Le 21 octobre 1983, lendemain de l’intervention du docteur Geller, le secrétaire d’État chargé de la Santé, le socialiste Edmond Hervé, désapprouve publiquement cette « location d’utérus » l’assimilant à « une vente et un achat d’enfant », tout en disant « comprendre la détresse des couples qui ne peuvent pas avoir d’enfant » et les invitant plutôt à se tourner vers les progrès récents de la médecine. Le 24 février 1982 est en effet née Amandine, premier « bébé éprouvette » français (à la suite de Louise Brown née en 1978 en Angleterre) conçu par fécondation in vitro (FIV). La FIV est une technique de procréation médicalement assistée (PMA) consistant à prélever des ovules dans l’ovaire de la femme et à leur faire rencontrer les spermatozoïdes de l’homme en éprouvette.

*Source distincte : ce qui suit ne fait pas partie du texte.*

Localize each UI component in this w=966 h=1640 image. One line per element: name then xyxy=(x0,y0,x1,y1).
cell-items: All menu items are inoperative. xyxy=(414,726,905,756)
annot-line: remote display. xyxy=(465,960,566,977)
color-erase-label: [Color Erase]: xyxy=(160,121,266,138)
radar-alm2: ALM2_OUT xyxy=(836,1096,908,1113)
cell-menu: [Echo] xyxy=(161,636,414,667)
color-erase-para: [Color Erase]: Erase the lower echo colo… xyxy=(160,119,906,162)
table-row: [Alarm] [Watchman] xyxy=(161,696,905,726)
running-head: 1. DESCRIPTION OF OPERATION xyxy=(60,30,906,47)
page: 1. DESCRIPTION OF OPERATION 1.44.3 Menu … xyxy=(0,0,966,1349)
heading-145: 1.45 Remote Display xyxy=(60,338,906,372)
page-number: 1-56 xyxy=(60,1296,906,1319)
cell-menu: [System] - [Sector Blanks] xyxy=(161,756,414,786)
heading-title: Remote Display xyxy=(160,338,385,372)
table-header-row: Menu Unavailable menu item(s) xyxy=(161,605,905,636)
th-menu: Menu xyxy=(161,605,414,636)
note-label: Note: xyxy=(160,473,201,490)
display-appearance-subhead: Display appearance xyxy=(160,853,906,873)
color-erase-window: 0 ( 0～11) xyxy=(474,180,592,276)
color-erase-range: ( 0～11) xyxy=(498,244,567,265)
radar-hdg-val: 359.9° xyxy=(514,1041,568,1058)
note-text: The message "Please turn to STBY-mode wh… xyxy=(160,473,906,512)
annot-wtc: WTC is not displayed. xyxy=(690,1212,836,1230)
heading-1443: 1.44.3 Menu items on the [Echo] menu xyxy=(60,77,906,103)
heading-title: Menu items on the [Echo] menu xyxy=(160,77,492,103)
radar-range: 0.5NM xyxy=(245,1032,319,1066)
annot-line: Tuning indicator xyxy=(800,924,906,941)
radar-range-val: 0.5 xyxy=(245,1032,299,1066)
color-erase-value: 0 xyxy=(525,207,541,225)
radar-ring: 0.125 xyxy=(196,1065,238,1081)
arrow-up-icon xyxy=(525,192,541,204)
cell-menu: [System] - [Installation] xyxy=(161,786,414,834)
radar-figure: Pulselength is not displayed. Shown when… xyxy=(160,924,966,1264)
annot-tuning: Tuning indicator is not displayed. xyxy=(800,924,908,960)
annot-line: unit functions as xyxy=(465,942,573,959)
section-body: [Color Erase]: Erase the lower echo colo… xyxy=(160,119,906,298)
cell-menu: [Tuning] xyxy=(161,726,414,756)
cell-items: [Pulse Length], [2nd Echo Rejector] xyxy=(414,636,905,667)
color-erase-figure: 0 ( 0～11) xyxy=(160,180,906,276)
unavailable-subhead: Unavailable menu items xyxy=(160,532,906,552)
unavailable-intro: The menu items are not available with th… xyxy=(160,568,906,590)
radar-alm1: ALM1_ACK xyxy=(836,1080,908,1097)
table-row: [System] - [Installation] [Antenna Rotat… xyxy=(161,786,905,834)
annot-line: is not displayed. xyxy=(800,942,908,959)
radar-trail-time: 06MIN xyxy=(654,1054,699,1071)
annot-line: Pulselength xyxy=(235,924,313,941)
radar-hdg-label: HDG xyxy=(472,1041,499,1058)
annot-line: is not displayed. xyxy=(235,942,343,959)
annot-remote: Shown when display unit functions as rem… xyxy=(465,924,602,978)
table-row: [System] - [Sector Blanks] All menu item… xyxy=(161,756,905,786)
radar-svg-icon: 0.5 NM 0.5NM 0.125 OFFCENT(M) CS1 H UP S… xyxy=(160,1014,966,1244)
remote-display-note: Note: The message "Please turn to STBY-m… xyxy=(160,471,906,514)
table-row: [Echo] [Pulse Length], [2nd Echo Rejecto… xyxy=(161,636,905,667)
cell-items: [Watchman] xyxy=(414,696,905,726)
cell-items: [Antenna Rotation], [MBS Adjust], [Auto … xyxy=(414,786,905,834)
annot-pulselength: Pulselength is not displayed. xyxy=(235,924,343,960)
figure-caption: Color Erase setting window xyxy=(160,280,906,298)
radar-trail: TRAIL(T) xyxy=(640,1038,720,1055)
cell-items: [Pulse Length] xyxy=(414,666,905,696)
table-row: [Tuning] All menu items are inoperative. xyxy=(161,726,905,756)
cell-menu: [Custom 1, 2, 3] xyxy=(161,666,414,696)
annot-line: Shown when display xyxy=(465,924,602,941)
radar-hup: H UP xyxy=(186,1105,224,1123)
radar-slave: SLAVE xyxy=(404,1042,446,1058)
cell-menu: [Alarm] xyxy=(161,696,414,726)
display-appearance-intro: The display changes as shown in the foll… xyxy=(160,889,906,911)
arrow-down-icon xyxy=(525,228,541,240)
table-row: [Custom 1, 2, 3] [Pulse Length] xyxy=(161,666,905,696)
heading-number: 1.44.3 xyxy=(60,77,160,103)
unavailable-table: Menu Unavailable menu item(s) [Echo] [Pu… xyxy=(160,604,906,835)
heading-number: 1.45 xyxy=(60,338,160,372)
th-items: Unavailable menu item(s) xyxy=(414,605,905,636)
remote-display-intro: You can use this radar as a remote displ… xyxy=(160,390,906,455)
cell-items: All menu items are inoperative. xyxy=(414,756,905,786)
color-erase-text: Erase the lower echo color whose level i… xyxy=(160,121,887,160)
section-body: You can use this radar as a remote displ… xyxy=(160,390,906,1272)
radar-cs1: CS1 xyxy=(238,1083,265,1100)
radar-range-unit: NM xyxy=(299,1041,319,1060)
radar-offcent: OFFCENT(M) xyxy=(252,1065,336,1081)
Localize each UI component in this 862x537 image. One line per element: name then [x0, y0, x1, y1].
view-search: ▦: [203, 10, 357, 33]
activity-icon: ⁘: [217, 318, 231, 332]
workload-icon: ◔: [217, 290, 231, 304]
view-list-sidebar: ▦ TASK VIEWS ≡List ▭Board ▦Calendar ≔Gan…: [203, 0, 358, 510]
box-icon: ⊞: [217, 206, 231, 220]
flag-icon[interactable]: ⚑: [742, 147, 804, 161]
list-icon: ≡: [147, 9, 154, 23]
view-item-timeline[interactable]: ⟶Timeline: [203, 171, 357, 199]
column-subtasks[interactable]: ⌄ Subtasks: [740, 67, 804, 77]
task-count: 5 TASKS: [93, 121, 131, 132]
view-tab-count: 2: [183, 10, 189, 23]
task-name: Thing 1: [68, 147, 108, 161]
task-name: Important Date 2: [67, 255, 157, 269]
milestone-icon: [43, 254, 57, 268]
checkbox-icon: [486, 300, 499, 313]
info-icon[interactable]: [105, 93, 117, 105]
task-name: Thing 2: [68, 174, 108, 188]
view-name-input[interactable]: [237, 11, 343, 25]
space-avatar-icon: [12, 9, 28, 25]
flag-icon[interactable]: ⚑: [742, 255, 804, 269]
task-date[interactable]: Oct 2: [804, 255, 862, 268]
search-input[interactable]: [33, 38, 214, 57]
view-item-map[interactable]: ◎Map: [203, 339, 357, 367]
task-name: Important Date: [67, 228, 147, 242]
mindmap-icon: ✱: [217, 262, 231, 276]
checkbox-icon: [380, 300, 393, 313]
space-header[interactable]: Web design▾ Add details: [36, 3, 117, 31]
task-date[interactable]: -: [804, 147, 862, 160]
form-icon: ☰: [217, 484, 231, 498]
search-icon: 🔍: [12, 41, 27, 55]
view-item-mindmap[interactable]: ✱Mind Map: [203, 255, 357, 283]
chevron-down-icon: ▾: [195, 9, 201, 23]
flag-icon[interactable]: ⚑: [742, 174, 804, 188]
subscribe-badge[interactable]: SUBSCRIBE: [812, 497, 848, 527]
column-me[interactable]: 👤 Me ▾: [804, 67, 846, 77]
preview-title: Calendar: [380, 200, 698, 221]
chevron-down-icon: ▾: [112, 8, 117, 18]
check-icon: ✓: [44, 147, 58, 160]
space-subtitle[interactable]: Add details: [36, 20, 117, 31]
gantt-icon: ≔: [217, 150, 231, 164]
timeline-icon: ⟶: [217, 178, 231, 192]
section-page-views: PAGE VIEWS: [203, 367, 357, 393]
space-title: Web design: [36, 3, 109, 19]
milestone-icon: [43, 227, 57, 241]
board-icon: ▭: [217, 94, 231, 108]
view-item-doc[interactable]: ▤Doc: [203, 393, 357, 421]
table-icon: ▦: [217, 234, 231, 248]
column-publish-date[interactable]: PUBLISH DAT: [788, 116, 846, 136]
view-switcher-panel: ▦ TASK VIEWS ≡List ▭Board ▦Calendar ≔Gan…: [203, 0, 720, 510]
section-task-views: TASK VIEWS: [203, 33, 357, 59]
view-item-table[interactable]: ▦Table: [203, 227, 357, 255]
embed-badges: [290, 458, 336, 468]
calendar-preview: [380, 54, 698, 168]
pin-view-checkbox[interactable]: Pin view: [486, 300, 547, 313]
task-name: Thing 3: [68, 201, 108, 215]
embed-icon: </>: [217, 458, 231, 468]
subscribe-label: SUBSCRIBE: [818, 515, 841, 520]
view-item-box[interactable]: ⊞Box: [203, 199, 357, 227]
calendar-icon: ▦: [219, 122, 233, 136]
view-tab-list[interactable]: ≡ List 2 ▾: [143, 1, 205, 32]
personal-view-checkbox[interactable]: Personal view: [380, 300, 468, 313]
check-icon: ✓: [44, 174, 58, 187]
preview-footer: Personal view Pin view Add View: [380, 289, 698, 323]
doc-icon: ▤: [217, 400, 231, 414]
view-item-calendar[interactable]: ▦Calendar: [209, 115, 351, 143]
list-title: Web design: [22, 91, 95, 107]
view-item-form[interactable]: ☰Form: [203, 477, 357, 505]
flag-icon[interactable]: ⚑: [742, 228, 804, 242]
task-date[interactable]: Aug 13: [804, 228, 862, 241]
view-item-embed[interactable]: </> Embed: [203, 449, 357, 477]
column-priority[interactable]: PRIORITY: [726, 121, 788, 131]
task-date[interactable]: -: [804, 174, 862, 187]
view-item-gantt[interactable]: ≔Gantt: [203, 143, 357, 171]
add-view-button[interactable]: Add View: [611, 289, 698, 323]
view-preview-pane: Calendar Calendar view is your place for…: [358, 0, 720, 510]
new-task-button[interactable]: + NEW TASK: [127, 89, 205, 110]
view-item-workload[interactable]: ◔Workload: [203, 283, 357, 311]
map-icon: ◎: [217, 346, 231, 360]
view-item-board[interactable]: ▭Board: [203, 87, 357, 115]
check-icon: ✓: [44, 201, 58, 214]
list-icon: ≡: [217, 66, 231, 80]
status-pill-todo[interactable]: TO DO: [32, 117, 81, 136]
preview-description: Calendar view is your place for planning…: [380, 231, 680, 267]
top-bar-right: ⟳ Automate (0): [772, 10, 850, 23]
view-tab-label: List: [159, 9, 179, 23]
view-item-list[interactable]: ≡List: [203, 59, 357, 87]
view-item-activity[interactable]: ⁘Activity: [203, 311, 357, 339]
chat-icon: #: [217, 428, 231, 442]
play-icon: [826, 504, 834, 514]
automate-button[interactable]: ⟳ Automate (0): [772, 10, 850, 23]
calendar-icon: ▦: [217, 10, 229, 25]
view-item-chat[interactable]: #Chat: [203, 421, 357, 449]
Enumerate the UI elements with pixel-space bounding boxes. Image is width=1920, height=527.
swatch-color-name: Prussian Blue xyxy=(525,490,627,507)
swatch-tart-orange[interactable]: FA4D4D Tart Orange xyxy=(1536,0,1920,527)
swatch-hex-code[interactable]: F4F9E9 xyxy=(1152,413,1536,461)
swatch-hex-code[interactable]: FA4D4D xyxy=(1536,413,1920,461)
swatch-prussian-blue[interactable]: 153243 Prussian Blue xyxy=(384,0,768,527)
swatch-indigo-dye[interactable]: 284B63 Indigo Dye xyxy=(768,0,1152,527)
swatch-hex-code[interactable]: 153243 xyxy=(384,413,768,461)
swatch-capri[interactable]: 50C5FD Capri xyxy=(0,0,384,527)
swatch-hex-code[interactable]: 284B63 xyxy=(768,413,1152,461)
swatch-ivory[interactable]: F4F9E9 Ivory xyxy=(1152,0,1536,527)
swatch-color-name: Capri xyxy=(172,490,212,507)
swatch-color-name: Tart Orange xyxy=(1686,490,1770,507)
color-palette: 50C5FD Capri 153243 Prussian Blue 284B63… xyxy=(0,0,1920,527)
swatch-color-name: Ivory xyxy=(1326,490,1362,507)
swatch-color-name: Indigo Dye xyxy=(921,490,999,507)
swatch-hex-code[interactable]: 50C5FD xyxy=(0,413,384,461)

Le 24 octobre 1984, le Comité consultatif national d’éthique (CCNE), créé l’année précédente sur décision du président de la République François Mitterrand et présidé par le professeur Jean Bernard, rend un avis négatif sur la GPA au nom du respect de l’intérêt supérieur de l’enfant à naître, et en particulier des troubles psychologiques qu’il serait susceptible de subir postérieurement, mais sans toutefois prôner une loi l’interdisant, alors que le ministre de la Justice Robert Badinter fait preuve de libéralisme. Ce vide juridique permet donc à des enfants de naître par GPA sur le sol français, tels Isabelle ayant vu le jour en avril 1985 dans une clinique de Montpellier et mise au monde par Patricia présentée par les médias comme la « première mère porteuse française » lors de son témoignage, en novembre 1984, dans le magazine Parents. Après cet accouchement sous X, l’enfant est reconnu par son père et l’épouse de ce dernier entame une procédure d’adoption.
Bibliographie
- Robert Clarke, Les enfants de la science, Paris, Stock, 1984.
- Sacha Geller, Mères porteuses. Oui ou non ?, Paris, Frison-Roche, 1990.